Led by Rutgers University’s Wireless Information Network Laboratory (WINLAB), the study describes how fine-grained channel state information (CSI) from off-the-shelf WiFi is used to first detect what material an object in a bag is made of. This CSI, which includes amplitude and phase information, is then used to calculate the dimensions of the item, whether that be the volume of liquid or the size of a metal object. According to the researchers, the low-cost system requires a WiFi device with two to three antennas and can be integrated into existing WiFi networks.
"This could have a great impact in protecting the public from dangerous objects," said Yingying (Jennifer) Chen, study co-author and a professor in the Department of Electrical and Computer Engineering in Rutgers-New Brunswick's School of Engineering. "There's a growing need for that now."

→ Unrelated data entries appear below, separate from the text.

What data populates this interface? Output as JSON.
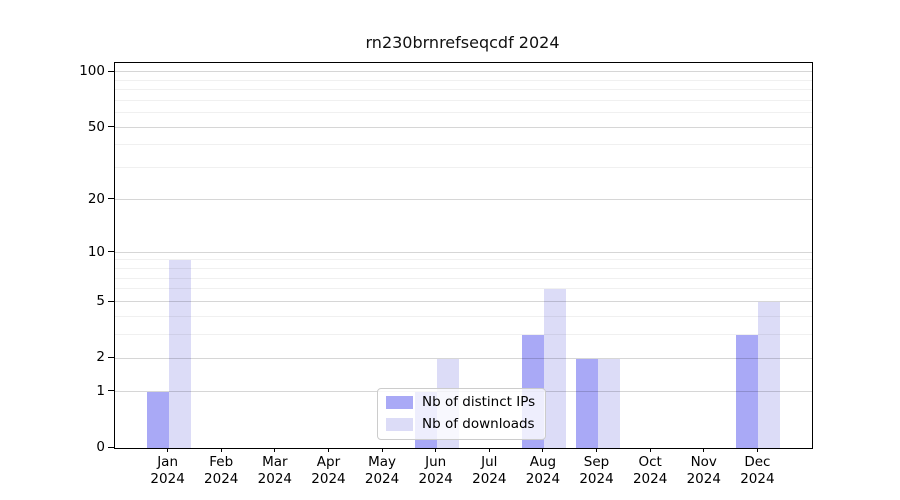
{
  "chart_data": {
    "type": "bar",
    "title": "rn230brnrefseqcdf 2024",
    "categories": [
      "Jan",
      "Feb",
      "Mar",
      "Apr",
      "May",
      "Jun",
      "Jul",
      "Aug",
      "Sep",
      "Oct",
      "Nov",
      "Dec"
    ],
    "year_label": "2024",
    "series": [
      {
        "name": "Nb of distinct IPs",
        "color": "#a9a9f6",
        "values": [
          1,
          0,
          0,
          0,
          0,
          1,
          0,
          3,
          2,
          0,
          0,
          3
        ]
      },
      {
        "name": "Nb of downloads",
        "color": "#dcdcf7",
        "values": [
          9,
          0,
          0,
          0,
          0,
          2,
          0,
          6,
          2,
          0,
          0,
          5
        ]
      }
    ],
    "y_axis": {
      "scale": "log1p",
      "ticks": [
        0,
        1,
        2,
        5,
        10,
        20,
        50,
        100
      ],
      "minor_gridlines": [
        3,
        4,
        6,
        7,
        8,
        9,
        30,
        40,
        60,
        70,
        80,
        90
      ],
      "top_value": 110
    },
    "grid": "on",
    "legend_position": "lower center"
  },
  "colors": {
    "axis": "#000000",
    "major_grid": "#d6d6d6",
    "minor_grid": "#efefef",
    "background": "#ffffff"
  }
}
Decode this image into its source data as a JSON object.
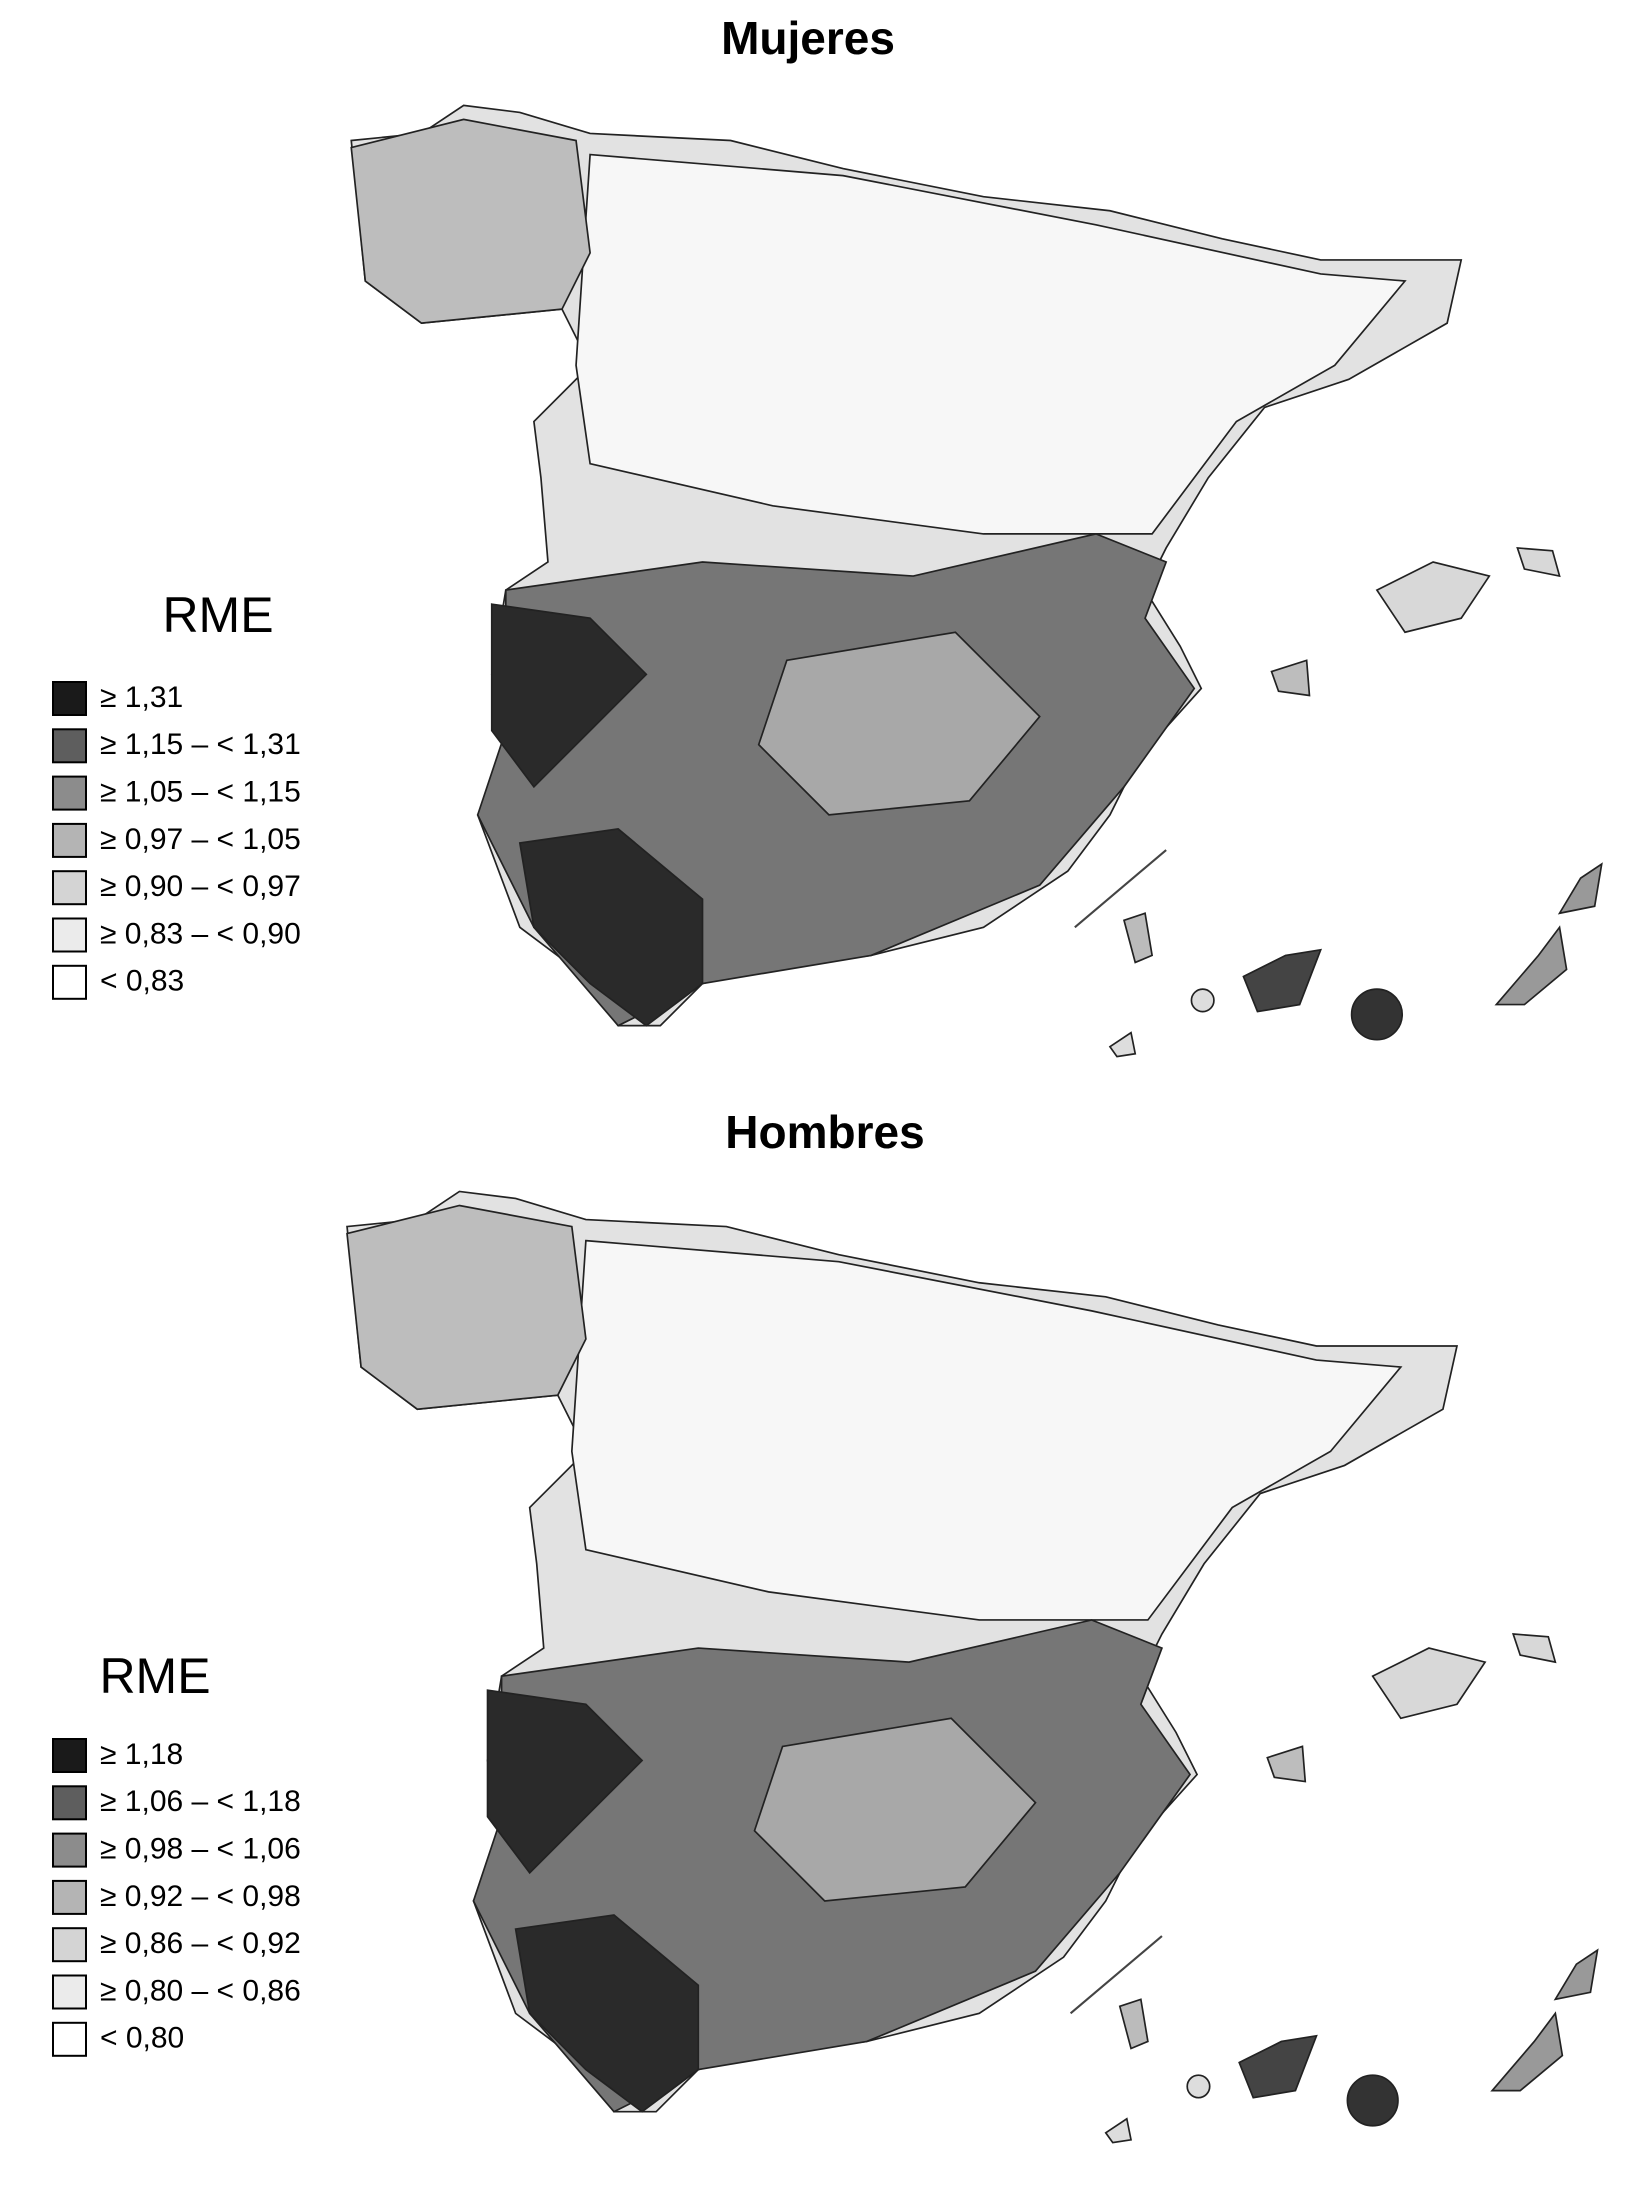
{
  "maps": [
    {
      "title": "Mujeres",
      "legend": {
        "title": "RME",
        "items": [
          {
            "label": "≥ 1,31",
            "color": "#1a1a1a"
          },
          {
            "label": "≥ 1,15 – < 1,31",
            "color": "#5e5e5e"
          },
          {
            "label": "≥ 1,05 – < 1,15",
            "color": "#8c8c8c"
          },
          {
            "label": "≥ 0,97 – < 1,05",
            "color": "#b4b4b4"
          },
          {
            "label": "≥ 0,90 – < 0,97",
            "color": "#d4d4d4"
          },
          {
            "label": "≥ 0,83 – < 0,90",
            "color": "#ebebeb"
          },
          {
            "label": "< 0,83",
            "color": "#ffffff"
          }
        ]
      }
    },
    {
      "title": "Hombres",
      "legend": {
        "title": "RME",
        "items": [
          {
            "label": "≥ 1,18",
            "color": "#1a1a1a"
          },
          {
            "label": "≥ 1,06 – < 1,18",
            "color": "#5e5e5e"
          },
          {
            "label": "≥ 0,98 – < 1,06",
            "color": "#8c8c8c"
          },
          {
            "label": "≥ 0,92 – < 0,98",
            "color": "#b4b4b4"
          },
          {
            "label": "≥ 0,86 – < 0,92",
            "color": "#d4d4d4"
          },
          {
            "label": "≥ 0,80 – < 0,86",
            "color": "#ebebeb"
          },
          {
            "label": "< 0,80",
            "color": "#ffffff"
          }
        ]
      }
    }
  ]
}
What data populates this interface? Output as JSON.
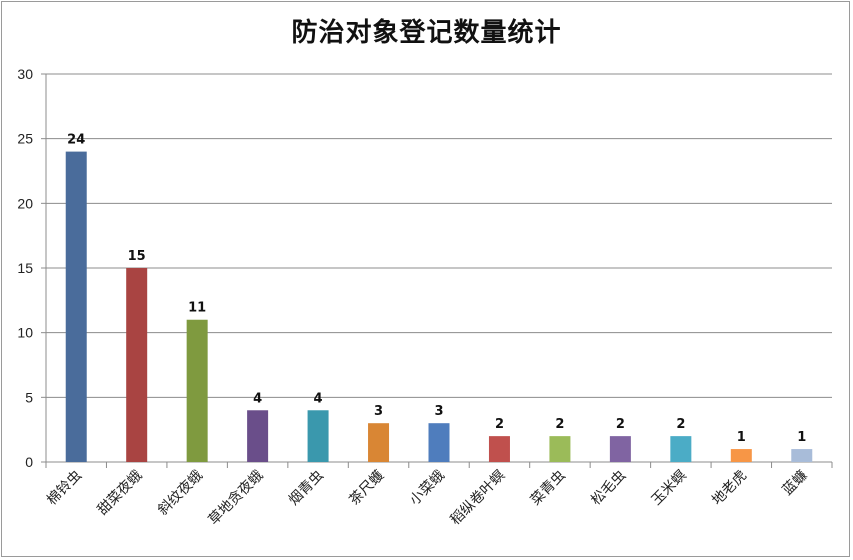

The team, which also included engineers from Indiana University-Purdue University Indianapolis (IUPUI) and Binghamton University, carried out experiments with 15 types of objects and six different types of bags. According to the paper which supports the work, the system achieved detection accuracy rates of 99 per cent for dangerous objects, 98 per cent for metal and 95 per cent for liquid. For typical backpacks, the accuracy rate exceeded 95 per cent but dropped to about 90 per cent when objects inside bags were wrapped. In comparison to screening at airports that requires special equipment and lots of manpower, the system is non-invasive and could be used to scan bags at museums, stadiums and schools.
"In large public areas, it's hard to set up expensive screening infrastructure like what's in airports," said Chen. "Manpower is always needed to check bags and we wanted to develop a complementary method to try to reduce manpower."
The research recently received a best paper award at the 2018 IEEE Conference on Communications and Network Security, which took place in Beijing.